Fracking danger in our backyard


Bad news, nature lovers: One of the 10 most endangered environments in the South is right around the corner. The Southern Environmental Law Center’s current list (which also includes more faraway spots like the Alabama coast) names the George Washington National Forest an endangered spot because of the possibility of hydrofracking. That’s a new method of extracting natural gas that uses large amounts of water and injects carcinogens into the water table.

I have some secondhand experience with this practice because my family lives in Pennsylvania, where "fracking" is already widespread. (The Marcellus Shale formation, in which the natural gas has up till now been trapped, underlies a large swath of the country from New York State to Tennessee.)

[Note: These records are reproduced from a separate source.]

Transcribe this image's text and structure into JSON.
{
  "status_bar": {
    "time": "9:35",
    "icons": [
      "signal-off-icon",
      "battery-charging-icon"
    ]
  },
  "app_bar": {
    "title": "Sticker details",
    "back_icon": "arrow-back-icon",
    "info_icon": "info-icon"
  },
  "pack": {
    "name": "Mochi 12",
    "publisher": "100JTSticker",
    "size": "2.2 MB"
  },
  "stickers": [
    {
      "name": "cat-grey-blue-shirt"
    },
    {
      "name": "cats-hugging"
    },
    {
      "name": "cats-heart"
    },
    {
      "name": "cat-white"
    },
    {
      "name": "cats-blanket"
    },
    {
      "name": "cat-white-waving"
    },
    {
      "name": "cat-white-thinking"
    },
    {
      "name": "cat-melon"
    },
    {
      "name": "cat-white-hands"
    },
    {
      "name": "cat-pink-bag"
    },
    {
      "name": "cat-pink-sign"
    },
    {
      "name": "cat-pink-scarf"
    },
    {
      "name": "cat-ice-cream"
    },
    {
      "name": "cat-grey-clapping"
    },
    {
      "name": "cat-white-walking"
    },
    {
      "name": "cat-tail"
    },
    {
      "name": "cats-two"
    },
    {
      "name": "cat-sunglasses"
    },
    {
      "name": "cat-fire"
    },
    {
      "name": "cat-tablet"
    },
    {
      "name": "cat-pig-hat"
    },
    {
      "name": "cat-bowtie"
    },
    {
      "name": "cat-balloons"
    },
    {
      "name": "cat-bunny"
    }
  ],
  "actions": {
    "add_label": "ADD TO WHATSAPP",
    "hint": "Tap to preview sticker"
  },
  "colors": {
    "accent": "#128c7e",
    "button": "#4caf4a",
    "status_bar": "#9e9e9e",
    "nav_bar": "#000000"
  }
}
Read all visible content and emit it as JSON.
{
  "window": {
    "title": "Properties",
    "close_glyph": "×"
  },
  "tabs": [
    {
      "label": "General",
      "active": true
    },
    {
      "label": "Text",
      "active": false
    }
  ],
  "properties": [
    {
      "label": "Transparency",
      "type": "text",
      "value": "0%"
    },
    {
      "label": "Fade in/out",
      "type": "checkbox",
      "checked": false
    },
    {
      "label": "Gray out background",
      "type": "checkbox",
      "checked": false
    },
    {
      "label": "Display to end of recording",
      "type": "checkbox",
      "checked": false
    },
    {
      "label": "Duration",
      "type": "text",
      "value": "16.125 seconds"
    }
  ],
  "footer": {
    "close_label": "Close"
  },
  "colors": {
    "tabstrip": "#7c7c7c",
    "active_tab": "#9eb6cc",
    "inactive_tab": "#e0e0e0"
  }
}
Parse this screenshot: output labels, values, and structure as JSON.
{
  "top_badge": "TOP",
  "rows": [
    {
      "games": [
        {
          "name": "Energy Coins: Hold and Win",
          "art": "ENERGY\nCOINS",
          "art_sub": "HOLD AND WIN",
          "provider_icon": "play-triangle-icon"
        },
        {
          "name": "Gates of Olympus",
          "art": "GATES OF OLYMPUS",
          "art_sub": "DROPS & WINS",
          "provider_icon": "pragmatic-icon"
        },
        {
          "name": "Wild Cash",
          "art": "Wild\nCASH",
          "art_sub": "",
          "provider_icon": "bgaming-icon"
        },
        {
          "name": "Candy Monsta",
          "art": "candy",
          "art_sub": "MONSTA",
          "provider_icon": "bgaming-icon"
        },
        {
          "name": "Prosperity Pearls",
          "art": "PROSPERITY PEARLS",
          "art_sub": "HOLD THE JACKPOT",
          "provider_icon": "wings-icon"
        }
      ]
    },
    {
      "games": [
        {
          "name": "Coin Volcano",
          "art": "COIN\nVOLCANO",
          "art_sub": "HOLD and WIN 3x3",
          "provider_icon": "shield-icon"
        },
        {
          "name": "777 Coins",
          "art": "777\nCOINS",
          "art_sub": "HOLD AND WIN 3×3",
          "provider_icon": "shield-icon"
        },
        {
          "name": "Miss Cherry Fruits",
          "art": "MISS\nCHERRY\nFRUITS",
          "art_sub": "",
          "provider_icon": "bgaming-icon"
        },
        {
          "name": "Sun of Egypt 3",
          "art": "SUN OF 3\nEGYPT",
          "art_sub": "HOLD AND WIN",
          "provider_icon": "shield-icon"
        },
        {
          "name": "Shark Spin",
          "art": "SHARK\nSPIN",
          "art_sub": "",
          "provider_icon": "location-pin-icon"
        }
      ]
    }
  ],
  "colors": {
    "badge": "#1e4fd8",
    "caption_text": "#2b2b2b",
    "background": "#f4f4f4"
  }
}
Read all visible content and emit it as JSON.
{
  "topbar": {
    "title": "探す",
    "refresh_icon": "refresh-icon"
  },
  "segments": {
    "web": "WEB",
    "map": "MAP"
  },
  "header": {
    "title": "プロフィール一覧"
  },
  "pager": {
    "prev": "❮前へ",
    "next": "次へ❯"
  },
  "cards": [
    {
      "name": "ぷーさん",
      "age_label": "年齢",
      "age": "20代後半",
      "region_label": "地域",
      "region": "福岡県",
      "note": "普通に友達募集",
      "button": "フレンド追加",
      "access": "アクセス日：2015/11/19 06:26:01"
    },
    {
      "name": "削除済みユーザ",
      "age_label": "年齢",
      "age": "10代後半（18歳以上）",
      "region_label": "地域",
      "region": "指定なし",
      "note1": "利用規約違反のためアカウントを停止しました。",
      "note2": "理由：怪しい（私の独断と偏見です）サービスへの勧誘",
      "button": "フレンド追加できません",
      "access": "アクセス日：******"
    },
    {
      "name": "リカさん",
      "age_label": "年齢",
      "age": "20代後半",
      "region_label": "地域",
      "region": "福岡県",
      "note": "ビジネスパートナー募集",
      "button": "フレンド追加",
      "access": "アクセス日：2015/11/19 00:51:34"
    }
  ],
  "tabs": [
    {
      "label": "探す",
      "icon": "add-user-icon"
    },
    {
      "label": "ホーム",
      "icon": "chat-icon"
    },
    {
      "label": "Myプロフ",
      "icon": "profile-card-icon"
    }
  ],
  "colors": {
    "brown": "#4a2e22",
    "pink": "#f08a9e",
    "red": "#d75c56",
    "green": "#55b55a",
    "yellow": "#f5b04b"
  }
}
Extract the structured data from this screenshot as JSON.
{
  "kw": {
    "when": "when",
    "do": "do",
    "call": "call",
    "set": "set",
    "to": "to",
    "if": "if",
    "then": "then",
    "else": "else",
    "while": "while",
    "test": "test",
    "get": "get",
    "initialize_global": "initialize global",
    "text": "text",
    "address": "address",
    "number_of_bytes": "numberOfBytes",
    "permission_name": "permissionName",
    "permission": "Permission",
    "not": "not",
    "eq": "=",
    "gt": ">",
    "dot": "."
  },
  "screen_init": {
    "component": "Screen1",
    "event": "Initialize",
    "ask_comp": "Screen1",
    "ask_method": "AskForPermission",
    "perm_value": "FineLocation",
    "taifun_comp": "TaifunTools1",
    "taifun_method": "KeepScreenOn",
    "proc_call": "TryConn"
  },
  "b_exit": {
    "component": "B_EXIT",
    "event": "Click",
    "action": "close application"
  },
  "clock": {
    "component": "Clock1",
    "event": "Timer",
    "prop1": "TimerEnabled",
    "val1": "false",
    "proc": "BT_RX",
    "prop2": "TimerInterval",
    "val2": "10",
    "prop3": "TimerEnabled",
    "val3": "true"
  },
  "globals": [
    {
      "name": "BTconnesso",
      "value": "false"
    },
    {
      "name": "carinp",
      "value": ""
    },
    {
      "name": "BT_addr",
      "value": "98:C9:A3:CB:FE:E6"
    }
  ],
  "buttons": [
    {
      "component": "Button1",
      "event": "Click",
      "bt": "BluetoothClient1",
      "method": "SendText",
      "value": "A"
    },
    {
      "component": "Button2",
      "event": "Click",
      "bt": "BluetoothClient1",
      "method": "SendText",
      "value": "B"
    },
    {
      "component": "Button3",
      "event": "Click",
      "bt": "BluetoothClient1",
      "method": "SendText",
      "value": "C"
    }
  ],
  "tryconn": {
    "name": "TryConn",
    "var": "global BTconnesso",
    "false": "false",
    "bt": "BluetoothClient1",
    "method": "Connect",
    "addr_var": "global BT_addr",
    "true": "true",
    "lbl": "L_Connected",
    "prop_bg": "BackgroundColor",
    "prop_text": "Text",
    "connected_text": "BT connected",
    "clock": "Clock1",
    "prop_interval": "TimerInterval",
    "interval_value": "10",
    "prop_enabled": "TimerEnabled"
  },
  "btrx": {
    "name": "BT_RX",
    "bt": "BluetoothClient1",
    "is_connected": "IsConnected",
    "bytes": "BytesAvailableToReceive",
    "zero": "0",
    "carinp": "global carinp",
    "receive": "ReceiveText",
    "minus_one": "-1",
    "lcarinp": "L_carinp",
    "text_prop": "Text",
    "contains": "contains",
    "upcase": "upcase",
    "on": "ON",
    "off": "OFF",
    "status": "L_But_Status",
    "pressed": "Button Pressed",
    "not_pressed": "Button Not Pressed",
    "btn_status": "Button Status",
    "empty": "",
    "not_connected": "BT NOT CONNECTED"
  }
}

Less than a mile from my mother’s house, for example, two well sites have been installed in the last several years. One defaced an old farm (think muddy road and all-night lights) and another currently consists of a gravel pad, awaiting its well, in a formerly beautiful field.

The aesthetics are bad enough, but other aspects are worse. There’s the risk to drinking water. There’s the light and noise pollution. And as Sandra Steingraber puts it in the current issue of Orion, where she often writes about this issue, "Fracking constitutes consumptive water use…fracking turns fresh water into poison and makes the water disappear. That’s something we’ve not done before on a large scale."

Everybody who cares about the local environment needs to stay informed about this issue and be ready to make their views known.